Still, I couldn't wait to get home. I had forgotten was that my daughter and I are on a kind of honeymoon right now. I can’t get enough of being around her. I don't think any parent really knows that the connection you feel with a child is so similar to other kinds of love. Sure, I love it when she takes a nap and lets me get some work done. If she sleeps late, I’m not complaining. But she is almost always right there. Today, just a few hours after getting back from Canada, I am spending the day with her. We played and she cried and I changed diapers and she ate and I talked in baby talk. And she looked at me with her big blue eyes and smiled. When she was born, I fell off a cliff. I didn’t take the leisurely route to this. It was love at first sight. I wonder if she felt the same way?

Wednesday, July 15, 2009

Have you ever?

I have discovered that an ancillary benefit of a baby is the ammo they provide for for the drinking game “Have You Ever.” If you haven’t played this game (drink), the premise is that a group of people sit in a circle and one will say something that they have done to the group, preceded by the name of the game…

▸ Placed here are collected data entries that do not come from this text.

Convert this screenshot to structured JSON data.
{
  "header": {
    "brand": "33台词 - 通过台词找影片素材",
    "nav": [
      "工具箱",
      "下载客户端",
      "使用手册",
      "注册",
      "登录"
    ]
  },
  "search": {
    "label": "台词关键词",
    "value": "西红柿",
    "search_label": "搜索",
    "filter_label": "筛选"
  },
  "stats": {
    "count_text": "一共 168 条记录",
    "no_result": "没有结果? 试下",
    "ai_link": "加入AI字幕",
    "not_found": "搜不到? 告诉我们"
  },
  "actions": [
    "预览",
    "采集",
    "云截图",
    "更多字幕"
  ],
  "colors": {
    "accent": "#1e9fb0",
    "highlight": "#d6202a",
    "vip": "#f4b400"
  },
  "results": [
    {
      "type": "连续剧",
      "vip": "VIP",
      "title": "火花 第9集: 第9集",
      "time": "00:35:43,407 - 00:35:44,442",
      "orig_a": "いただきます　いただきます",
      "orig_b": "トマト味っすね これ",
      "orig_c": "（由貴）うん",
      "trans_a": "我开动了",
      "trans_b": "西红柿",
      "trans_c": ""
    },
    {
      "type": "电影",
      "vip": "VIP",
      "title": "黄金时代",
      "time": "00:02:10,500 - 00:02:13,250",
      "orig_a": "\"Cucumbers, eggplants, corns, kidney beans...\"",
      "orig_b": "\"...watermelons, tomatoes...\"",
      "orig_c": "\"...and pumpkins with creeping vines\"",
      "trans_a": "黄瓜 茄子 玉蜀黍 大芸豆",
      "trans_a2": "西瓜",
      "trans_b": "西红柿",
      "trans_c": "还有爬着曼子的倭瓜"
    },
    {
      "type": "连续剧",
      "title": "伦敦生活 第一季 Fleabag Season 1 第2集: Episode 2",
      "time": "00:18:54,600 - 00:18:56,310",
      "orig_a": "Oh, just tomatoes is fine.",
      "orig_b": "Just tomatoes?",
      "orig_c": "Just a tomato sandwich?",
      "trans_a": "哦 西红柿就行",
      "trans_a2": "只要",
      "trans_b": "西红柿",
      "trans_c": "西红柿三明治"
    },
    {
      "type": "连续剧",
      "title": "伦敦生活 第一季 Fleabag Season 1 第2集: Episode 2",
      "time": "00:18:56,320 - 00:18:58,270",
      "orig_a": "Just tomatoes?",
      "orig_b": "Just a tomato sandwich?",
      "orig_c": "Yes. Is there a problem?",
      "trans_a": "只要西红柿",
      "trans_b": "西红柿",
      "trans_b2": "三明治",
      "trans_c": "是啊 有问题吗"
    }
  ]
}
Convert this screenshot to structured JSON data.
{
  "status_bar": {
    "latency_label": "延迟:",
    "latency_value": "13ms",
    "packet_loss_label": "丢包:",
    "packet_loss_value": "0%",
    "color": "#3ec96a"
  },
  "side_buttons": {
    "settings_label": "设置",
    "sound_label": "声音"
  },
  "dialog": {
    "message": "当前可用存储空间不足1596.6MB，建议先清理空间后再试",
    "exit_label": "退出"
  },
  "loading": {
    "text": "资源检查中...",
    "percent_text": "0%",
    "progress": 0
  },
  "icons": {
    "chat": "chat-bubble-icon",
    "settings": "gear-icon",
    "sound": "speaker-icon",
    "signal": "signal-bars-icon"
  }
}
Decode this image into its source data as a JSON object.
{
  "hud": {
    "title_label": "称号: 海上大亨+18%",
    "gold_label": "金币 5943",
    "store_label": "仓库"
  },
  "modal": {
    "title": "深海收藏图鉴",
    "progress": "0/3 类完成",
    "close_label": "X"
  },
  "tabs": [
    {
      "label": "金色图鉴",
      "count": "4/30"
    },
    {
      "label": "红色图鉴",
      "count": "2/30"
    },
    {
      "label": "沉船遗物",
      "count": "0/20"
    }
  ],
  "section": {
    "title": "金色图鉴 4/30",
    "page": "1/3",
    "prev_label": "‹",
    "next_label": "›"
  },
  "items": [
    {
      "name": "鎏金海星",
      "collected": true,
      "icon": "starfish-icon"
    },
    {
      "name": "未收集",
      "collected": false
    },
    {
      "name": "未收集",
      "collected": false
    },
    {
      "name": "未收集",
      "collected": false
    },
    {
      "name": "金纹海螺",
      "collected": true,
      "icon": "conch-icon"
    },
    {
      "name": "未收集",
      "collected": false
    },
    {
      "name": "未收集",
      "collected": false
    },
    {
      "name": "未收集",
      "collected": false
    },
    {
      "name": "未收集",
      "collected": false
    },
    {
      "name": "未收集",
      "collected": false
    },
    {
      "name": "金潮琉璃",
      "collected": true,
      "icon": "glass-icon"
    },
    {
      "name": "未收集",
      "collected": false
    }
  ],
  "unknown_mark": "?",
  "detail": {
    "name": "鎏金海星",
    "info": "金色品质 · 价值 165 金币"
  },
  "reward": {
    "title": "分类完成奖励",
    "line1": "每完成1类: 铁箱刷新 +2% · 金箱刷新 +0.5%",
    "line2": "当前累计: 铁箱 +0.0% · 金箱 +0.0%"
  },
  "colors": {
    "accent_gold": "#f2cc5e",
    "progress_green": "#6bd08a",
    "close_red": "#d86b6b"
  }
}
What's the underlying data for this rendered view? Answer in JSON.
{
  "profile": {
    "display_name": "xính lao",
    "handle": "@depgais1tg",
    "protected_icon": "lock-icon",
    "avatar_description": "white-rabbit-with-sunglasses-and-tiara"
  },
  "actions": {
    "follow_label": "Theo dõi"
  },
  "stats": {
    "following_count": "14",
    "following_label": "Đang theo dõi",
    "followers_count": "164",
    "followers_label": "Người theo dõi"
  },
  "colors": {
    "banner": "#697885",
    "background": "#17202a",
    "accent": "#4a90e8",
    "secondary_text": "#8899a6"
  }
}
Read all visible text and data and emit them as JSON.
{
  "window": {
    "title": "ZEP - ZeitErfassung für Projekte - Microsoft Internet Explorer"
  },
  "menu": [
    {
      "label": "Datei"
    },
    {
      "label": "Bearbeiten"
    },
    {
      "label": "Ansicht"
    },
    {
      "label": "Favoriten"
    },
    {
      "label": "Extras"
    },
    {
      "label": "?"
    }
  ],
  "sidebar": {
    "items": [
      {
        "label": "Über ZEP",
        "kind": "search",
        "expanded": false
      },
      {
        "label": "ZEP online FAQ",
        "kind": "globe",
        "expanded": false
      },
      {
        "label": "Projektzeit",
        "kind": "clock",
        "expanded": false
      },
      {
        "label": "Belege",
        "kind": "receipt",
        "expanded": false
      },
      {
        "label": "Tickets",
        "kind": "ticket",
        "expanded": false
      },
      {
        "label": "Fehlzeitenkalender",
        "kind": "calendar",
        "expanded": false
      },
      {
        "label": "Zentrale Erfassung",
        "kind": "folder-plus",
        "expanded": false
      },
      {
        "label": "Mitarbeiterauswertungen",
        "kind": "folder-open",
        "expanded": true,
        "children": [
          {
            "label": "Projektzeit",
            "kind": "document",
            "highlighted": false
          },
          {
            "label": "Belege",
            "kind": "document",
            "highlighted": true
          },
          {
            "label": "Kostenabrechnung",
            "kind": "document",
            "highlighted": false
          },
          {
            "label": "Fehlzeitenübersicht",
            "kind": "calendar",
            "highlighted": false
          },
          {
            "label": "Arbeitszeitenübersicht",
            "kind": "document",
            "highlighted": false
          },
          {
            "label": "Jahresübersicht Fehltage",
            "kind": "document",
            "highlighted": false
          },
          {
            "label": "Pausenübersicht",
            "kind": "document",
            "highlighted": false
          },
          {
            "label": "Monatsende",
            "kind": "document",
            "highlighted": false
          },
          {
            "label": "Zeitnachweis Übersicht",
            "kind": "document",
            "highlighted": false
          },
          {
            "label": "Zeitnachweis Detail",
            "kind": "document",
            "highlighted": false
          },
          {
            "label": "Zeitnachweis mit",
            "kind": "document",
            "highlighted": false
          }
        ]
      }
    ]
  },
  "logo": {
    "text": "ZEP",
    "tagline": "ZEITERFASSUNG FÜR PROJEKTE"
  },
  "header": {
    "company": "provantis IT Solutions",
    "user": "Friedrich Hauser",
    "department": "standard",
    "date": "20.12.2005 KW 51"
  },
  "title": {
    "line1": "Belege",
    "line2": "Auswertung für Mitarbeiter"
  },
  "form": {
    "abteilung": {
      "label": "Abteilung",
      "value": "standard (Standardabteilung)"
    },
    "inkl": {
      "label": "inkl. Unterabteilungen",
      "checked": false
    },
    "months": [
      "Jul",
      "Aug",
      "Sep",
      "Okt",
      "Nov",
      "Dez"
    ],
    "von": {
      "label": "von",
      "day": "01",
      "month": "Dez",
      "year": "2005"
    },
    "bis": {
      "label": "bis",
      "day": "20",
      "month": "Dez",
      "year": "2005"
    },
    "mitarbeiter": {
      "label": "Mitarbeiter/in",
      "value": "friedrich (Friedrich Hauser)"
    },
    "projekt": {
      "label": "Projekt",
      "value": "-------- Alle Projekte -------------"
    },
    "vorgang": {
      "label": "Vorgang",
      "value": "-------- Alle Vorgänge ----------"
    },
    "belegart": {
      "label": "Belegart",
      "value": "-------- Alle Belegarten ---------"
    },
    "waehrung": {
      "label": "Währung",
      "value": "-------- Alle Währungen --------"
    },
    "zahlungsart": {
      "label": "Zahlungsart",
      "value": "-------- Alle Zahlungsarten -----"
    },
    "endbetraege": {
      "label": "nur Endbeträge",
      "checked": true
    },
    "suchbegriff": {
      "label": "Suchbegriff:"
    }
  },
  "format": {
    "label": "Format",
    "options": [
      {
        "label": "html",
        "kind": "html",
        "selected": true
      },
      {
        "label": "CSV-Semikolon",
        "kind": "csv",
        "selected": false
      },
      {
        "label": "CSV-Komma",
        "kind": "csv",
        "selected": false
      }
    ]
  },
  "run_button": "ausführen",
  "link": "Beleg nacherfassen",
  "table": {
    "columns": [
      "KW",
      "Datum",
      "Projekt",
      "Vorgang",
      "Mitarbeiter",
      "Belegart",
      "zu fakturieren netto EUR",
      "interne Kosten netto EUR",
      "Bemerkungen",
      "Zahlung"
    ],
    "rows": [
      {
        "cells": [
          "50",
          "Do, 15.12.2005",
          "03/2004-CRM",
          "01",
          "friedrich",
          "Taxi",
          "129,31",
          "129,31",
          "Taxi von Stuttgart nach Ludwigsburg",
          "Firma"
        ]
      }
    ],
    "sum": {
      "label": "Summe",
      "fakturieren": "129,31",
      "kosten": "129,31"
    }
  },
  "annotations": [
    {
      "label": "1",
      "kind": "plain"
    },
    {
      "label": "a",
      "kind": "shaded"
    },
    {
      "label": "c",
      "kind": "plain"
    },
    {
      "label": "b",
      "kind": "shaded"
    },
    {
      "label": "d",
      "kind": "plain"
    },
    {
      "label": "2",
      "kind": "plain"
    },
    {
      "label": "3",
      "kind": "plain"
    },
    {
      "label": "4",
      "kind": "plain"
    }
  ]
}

“Have you ever bungy-jumped?”

Anyone who has NOT bungy-jumped is immediately labeled a boring person and is forced to drink. The idea is to get a bunch of your friends drunk, while making yourself seem cool. (Have you ever hiked the Inca Trail with a supermodel while high on peyote? Wow, everyone is drinking? I guess I’m the only one to do that.) As an almost thirty-something with mostly childless friends, I am actively searching for the opportunity to play this game and pull a few of my new arrows out of my quiver. For example, have you ever:

Dropped another person on their head?

Been pooped on by another person?

Caused another person to pee on their own face?

Googled the term “cervical ripening”?

Tasted breast milk? (okay, I haven’t done this yet, but it is only a matter of time before curiosity or too much alcohol gets the better of me.)

I think this would also give me the opportunity to find out some really strange things about my friends. Who wants to play?